Document disclosure request
We will request disclosure of materials necessary for legal due diligence from the target company.Sellers do not actively submit information that is disadvantageous to their company in order to get them to buy as high as possible.Make a list of necessary materials in advance and request according to the items.
Confirmation of disclosure materials
Once the materials are disclosed, the buyer will confirm and analyze them.We scrutinize and examine the content from a huge amount of materials, request disclosure of additional necessary materials, and create a Q&A list for unclear points and questions.Make preparations for confirmation through interviews, etc.

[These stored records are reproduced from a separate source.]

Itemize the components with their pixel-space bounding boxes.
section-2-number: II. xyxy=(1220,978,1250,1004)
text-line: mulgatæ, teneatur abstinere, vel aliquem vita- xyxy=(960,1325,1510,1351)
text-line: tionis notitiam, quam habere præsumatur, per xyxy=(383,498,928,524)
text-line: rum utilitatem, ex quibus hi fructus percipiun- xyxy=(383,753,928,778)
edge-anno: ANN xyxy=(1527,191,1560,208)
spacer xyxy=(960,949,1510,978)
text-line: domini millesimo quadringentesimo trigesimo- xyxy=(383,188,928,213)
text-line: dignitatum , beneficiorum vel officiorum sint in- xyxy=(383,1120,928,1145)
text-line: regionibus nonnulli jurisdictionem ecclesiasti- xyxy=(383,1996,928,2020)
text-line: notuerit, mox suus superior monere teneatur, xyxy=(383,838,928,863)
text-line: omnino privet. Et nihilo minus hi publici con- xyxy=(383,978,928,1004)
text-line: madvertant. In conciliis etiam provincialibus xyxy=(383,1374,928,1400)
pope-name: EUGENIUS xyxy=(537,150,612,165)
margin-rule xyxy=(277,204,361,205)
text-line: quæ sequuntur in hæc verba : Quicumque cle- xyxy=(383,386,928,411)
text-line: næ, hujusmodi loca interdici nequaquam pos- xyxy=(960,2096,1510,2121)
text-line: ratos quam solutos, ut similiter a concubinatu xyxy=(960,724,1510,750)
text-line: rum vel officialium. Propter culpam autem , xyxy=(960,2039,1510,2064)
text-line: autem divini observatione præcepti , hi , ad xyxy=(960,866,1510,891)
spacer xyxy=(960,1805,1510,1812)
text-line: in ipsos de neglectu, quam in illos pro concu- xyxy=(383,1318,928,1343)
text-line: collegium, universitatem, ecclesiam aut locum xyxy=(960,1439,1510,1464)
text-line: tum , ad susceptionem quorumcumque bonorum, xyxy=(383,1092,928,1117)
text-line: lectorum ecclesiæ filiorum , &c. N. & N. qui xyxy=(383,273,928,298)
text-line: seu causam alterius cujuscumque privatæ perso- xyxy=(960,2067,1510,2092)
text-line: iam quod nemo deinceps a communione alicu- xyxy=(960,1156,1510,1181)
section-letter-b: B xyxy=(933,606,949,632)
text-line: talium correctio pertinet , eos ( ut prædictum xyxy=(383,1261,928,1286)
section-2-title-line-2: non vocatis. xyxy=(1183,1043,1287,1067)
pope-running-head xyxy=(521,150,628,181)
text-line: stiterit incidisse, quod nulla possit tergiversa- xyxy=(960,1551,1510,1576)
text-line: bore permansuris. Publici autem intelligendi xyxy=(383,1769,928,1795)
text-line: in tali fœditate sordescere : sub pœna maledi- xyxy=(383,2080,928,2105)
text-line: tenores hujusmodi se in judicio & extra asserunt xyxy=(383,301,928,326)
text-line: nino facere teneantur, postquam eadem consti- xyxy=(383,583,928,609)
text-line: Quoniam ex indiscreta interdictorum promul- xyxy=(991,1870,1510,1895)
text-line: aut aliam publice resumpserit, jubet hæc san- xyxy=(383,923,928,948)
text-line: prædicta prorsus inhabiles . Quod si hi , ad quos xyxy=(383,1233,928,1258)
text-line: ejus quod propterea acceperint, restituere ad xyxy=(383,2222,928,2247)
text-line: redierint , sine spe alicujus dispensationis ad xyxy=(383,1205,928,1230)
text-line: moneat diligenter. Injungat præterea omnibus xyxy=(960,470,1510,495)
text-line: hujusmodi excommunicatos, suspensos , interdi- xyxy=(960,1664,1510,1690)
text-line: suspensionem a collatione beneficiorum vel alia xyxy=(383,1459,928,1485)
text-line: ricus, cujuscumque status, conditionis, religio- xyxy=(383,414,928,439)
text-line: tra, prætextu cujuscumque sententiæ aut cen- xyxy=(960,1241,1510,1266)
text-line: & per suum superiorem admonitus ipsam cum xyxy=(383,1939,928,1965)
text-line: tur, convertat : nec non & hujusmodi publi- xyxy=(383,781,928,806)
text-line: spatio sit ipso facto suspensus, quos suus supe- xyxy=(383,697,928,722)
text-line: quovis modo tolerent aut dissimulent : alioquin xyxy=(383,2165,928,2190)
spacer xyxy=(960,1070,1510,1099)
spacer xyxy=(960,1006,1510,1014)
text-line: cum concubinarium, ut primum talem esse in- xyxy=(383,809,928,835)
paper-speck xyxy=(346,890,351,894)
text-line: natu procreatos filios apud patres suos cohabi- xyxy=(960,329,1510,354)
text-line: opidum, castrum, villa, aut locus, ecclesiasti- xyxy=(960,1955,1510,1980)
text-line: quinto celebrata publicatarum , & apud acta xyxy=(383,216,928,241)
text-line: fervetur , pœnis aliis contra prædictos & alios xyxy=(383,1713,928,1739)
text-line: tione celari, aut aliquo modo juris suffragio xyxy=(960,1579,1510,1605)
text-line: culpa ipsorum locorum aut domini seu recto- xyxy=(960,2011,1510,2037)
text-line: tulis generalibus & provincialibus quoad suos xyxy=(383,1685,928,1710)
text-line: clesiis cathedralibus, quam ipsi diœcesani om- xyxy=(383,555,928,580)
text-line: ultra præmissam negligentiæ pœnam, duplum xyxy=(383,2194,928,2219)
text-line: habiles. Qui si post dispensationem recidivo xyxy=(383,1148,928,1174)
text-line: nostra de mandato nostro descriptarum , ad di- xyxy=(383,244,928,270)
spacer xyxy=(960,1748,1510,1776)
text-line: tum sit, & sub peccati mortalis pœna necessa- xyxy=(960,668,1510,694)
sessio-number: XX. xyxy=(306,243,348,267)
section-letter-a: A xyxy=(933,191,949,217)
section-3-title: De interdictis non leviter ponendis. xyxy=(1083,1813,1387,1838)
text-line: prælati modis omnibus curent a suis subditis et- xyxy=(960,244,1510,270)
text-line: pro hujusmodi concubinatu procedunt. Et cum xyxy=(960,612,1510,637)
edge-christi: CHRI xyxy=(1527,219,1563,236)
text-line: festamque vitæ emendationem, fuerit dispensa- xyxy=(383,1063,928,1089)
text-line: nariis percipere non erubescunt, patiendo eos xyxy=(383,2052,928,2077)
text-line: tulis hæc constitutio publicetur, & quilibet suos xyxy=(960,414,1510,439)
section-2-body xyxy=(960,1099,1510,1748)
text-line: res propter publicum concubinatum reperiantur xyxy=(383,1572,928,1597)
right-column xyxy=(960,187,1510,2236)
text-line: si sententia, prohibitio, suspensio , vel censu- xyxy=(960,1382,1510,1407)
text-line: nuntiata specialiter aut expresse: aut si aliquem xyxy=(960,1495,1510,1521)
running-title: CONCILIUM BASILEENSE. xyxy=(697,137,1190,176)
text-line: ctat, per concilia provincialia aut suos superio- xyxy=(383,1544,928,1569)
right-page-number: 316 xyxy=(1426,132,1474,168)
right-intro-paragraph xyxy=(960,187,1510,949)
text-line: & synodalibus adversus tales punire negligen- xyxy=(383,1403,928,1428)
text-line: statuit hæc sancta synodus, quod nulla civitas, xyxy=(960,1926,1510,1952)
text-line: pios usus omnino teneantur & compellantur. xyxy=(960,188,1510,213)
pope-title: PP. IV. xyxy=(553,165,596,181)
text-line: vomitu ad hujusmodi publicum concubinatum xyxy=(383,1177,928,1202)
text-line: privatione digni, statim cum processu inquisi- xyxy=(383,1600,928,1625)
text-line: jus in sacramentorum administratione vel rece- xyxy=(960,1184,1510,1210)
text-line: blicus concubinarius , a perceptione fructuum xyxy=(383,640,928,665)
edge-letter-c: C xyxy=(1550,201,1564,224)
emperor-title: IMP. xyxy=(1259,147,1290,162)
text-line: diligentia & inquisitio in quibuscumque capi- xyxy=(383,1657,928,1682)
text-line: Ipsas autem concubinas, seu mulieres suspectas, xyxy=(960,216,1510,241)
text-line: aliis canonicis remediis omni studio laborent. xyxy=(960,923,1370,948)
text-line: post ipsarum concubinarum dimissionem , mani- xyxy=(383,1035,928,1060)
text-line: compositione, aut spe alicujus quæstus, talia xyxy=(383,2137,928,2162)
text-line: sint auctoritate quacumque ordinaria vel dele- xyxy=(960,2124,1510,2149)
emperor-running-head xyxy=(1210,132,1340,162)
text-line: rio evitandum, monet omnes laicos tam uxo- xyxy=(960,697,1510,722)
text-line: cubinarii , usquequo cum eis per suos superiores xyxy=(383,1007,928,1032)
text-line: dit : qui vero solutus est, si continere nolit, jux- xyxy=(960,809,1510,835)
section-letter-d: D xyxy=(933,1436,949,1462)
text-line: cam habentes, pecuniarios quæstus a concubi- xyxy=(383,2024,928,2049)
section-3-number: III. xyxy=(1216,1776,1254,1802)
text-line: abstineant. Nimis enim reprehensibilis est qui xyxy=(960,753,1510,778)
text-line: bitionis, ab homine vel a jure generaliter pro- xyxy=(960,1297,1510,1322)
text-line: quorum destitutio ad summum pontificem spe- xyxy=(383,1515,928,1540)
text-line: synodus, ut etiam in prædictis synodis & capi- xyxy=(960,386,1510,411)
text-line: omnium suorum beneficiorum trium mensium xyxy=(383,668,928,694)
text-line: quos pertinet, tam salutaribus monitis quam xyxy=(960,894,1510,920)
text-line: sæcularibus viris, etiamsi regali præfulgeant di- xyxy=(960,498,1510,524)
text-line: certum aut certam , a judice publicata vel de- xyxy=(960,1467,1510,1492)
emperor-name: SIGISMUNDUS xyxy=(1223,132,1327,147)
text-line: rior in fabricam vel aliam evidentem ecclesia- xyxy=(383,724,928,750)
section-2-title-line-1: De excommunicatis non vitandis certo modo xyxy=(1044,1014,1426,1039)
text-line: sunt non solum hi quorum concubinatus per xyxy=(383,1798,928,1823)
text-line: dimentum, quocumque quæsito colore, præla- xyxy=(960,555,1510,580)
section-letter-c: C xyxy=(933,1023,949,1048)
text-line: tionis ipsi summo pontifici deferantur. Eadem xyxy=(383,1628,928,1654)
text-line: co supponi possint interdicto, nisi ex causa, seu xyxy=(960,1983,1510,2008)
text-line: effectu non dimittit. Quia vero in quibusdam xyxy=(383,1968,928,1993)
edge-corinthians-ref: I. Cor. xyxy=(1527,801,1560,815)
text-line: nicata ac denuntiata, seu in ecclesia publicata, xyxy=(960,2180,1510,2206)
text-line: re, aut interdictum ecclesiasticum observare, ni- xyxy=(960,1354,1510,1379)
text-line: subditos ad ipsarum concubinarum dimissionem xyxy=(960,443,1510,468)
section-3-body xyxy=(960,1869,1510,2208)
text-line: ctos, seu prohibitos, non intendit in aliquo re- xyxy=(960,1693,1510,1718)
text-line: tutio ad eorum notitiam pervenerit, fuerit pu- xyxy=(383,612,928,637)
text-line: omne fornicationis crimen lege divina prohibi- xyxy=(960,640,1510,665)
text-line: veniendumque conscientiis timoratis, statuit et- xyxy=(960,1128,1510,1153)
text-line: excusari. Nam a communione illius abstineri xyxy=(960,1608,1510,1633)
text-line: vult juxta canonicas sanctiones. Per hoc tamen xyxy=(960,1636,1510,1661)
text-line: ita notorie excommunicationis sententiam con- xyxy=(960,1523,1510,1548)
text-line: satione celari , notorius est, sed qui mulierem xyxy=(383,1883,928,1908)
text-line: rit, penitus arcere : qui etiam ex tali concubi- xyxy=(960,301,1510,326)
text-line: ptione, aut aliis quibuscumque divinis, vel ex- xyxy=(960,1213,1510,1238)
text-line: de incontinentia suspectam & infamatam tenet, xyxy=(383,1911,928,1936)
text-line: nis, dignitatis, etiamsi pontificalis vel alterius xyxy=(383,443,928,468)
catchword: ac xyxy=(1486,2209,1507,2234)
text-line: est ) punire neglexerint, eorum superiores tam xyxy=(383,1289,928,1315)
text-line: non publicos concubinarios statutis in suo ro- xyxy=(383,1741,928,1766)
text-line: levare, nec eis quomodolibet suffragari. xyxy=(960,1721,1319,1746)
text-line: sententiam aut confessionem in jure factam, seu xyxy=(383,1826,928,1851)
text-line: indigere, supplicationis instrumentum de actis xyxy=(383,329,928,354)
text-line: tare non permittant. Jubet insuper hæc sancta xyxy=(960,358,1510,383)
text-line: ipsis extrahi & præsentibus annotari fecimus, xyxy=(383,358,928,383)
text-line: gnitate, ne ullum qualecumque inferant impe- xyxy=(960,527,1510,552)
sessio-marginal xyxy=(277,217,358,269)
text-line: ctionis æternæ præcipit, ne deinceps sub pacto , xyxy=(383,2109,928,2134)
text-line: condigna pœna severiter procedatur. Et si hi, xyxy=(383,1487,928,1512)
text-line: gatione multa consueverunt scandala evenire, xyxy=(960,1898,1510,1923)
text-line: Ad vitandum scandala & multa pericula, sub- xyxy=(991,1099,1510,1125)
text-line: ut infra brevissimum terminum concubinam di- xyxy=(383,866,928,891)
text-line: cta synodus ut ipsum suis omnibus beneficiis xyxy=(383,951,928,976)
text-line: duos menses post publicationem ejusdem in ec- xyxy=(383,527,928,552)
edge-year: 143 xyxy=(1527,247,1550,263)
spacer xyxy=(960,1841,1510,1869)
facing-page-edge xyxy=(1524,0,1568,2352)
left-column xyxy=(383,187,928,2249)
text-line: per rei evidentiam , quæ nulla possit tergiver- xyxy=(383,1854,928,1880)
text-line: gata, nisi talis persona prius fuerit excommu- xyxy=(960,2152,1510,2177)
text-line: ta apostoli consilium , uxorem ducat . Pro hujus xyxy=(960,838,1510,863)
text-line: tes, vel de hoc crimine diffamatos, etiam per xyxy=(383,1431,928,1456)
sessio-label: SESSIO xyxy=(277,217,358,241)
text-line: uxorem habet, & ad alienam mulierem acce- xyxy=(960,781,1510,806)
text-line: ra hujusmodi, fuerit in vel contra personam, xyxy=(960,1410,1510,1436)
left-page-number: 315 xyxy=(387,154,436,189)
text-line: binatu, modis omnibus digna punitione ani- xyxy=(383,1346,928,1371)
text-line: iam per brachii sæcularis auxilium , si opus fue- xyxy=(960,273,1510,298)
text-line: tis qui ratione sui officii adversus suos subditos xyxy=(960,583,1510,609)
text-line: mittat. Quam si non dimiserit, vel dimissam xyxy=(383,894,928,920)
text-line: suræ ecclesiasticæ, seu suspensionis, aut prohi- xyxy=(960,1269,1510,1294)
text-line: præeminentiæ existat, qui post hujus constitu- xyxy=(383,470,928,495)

Q&A with management and field survey
Conduct interviews and interviews with the management and employees of the target company.An important procedure for grasping information that is not available in documents, such as performance forecasts, management policies, and matters related to the company in general.By going to the head office and other locations, we check materials that can only be seen locally.
Interim/Final debriefing session
At the interim debriefing session, the findings from the investigations so far were reported, and the necessity of additional investigations was examined.After that, we will consider whether to respond and M&A implementation.Based on the content reported at the interim report meeting, the missing materials are analyzed and problems are sorted out, and the final report meeting is held among the parties concerned.